Parece que, apesar dos numerosos atrasos e da emissão de licenças para parceiros americanos, os EUA ainda estão
O que isso significa
Reuters, citando vários anônimosfontes, escreve que a América planeja fortalecer medidas para impedir as atividades da Huawei. A administração do presidente Donald Trump está descontente com o facto de as restrições terem sido introduzidas em maio, mas até agora não produziram resultados significativos e não interromperam completamente os fornecimentos à Huawei.
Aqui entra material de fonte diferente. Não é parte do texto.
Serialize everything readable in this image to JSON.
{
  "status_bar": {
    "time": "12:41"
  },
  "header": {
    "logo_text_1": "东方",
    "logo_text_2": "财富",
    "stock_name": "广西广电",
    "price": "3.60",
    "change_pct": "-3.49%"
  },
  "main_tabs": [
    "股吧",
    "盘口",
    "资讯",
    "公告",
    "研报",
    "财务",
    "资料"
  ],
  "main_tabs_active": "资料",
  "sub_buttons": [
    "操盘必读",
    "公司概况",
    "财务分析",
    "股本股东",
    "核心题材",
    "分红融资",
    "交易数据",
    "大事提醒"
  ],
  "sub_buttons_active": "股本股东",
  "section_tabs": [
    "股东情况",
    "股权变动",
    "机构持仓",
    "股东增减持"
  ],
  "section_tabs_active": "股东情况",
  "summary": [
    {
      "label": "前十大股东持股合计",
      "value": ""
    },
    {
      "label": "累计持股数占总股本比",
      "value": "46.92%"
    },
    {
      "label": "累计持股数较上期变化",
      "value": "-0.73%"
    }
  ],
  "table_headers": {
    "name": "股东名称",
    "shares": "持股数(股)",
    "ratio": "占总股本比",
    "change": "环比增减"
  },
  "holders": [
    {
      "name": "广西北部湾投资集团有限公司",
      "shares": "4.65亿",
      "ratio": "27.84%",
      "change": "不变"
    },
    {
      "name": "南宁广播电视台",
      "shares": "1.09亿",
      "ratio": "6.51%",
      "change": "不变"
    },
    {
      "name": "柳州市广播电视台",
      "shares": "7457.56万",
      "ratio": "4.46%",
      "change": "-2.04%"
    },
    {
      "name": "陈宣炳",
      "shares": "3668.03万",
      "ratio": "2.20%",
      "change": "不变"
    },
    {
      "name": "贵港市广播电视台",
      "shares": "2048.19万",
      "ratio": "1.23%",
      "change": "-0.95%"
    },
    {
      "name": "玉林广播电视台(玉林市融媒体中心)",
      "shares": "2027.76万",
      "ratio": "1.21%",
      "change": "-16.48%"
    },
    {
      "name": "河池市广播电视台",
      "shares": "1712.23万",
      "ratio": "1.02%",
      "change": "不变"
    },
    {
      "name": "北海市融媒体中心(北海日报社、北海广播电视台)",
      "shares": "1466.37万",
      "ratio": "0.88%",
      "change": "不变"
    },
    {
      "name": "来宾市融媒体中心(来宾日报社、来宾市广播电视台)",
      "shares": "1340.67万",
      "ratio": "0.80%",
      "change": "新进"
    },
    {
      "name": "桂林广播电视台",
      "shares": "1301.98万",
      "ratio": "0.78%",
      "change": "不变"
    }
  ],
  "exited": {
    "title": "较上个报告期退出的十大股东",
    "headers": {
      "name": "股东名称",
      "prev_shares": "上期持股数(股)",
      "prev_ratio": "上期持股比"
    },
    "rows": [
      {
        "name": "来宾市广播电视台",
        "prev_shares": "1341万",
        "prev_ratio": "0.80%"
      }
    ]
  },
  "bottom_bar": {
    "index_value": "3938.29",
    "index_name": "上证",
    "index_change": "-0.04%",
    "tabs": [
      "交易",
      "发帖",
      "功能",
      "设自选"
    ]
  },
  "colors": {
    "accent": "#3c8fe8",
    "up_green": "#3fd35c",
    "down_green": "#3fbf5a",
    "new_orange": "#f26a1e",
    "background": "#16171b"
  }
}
Por exemplo, muitas empresas americanas (Intel,Xilinx, Micron) continuam a cooperar com o seu parceiro chinês. O chefe da Xilinx disse no verão que os advogados da empresa estudaram os requisitos do governo e chegaram à conclusão de que chips mais antigos de 28 nanômetros e alguns chips não destinados à transmissão 5G poderiam ser vendidos legalmente à Huawei sem uma licença especial.
E agora os Estados Unidos querem expandir os seus poderes e proibir a cooperação com a Huawei por parte de fornecedores estrangeiros que utilizem tecnologias ou componentes fabricados nos EUA nos seus produtos.
A que isso poderia levar?
O advogado de Washington, Doug Jacobson, acredita queas novas restrições serão mal recebidas pelos aliados e empresas dos EUA. Quanto à própria Huawei, ele prevê que tais medidas irão perturbar as cadeias de abastecimento, mas que a empresa acabará por encontrar outros fornecedores para preencher as lacunas.